Horizontal asymptote :$- - \frac{3}{2}$. The graph has a gap, when $0 < x < \frac{3}{2}$.

Explanation:

$y = \sqrt{{\left(x - \frac{3}{2}\right)}^{2} - \frac{9}{4}} - x$, giving $| x - \frac{3}{2} | \ge \frac{3}{2}$..

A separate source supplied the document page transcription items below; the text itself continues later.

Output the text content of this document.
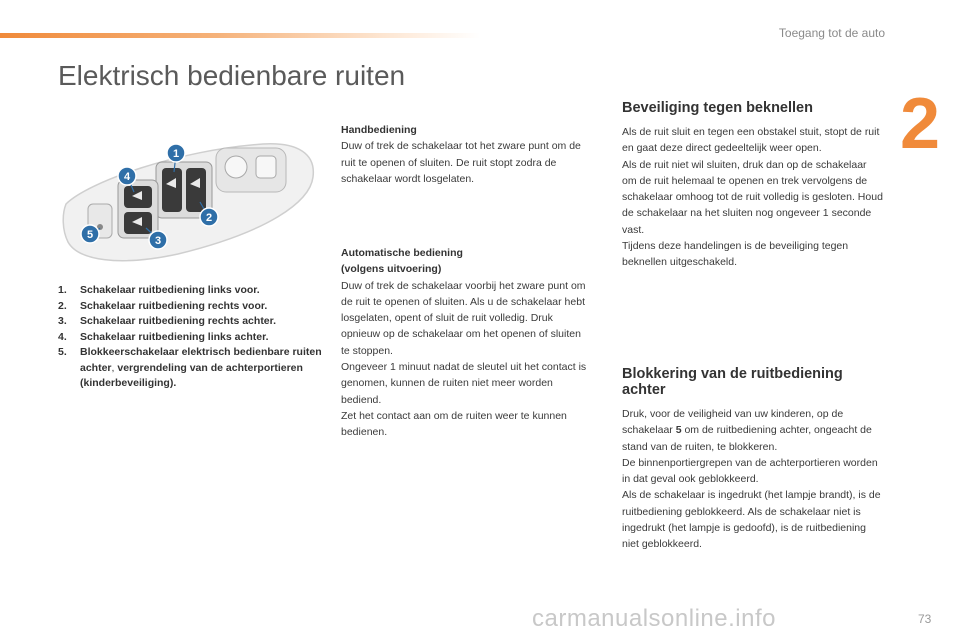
Toegang tot de auto
2
Elektrisch bedienbare ruiten
1
2
3
4
5
1.	Schakelaar ruitbediening links voor.
2.	Schakelaar ruitbediening rechts voor.
3.	Schakelaar ruitbediening rechts achter.
4.	Schakelaar ruitbediening links achter.
5.	Blokkeerschakelaar elektrisch bedienbare ruiten achter, vergrendeling van de achterportieren (kinderbeveiliging).
Handbediening
Duw of trek de schakelaar tot het zware punt om de ruit te openen of sluiten. De ruit stopt zodra de schakelaar wordt losgelaten.
Automatische bediening
(volgens uitvoering)
Duw of trek de schakelaar voorbij het zware punt om de ruit te openen of sluiten. Als u de schakelaar hebt losgelaten, opent of sluit de ruit volledig. Druk opnieuw op de schakelaar om het openen of sluiten te stoppen.
Ongeveer 1 minuut nadat de sleutel uit het contact is genomen, kunnen de ruiten niet meer worden bediend.
Zet het contact aan om de ruiten weer te kunnen bedienen.
Beveiliging tegen beknellen
Als de ruit sluit en tegen een obstakel stuit, stopt de ruit en gaat deze direct gedeeltelijk weer open.
Als de ruit niet wil sluiten, druk dan op de schakelaar om de ruit helemaal te openen en trek vervolgens de schakelaar omhoog tot de ruit volledig is gesloten. Houd de schakelaar na het sluiten nog ongeveer 1 seconde vast.
Tijdens deze handelingen is de beveiliging tegen beknellen uitgeschakeld.
Blokkering van de ruitbediening
achter
Druk, voor de veiligheid van uw kinderen, op de schakelaar 5 om de ruitbediening achter, ongeacht de stand van de ruiten, te blokkeren.
De binnenportiergrepen van de achterportieren worden in dat geval ook geblokkeerd.
Als de schakelaar is ingedrukt (het lampje brandt), is de ruitbediening geblokkeerd. Als de schakelaar niet is ingedrukt (het lampje is gedoofd), is de ruitbediening niet geblokkeerd.
carmanualsonline.info	73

So, x is not in $\left(0 , \frac{3}{2}\right)$.

Also, y has the form

$x \left({\left(1 - \frac{3}{x}\right)}^{0.5} - 1\right)$

$= x \left(1 - \frac{3}{2} \left(\frac{1}{x}\right) - \frac{9}{8} \left(\frac{1}{x} ^ 2\right) + \ldots - 1\right)$

$= - \frac{3}{2} - \frac{9}{8} \left(\frac{1}{x}\right)$ + higher powers of (1/x))

$\to - \frac{3}{2}$ , as x to +-oo#.

$\to \pm \infty$, as $x \to \pm \infty$.

So, $y = - \frac{3}{2}$ is the asymptote.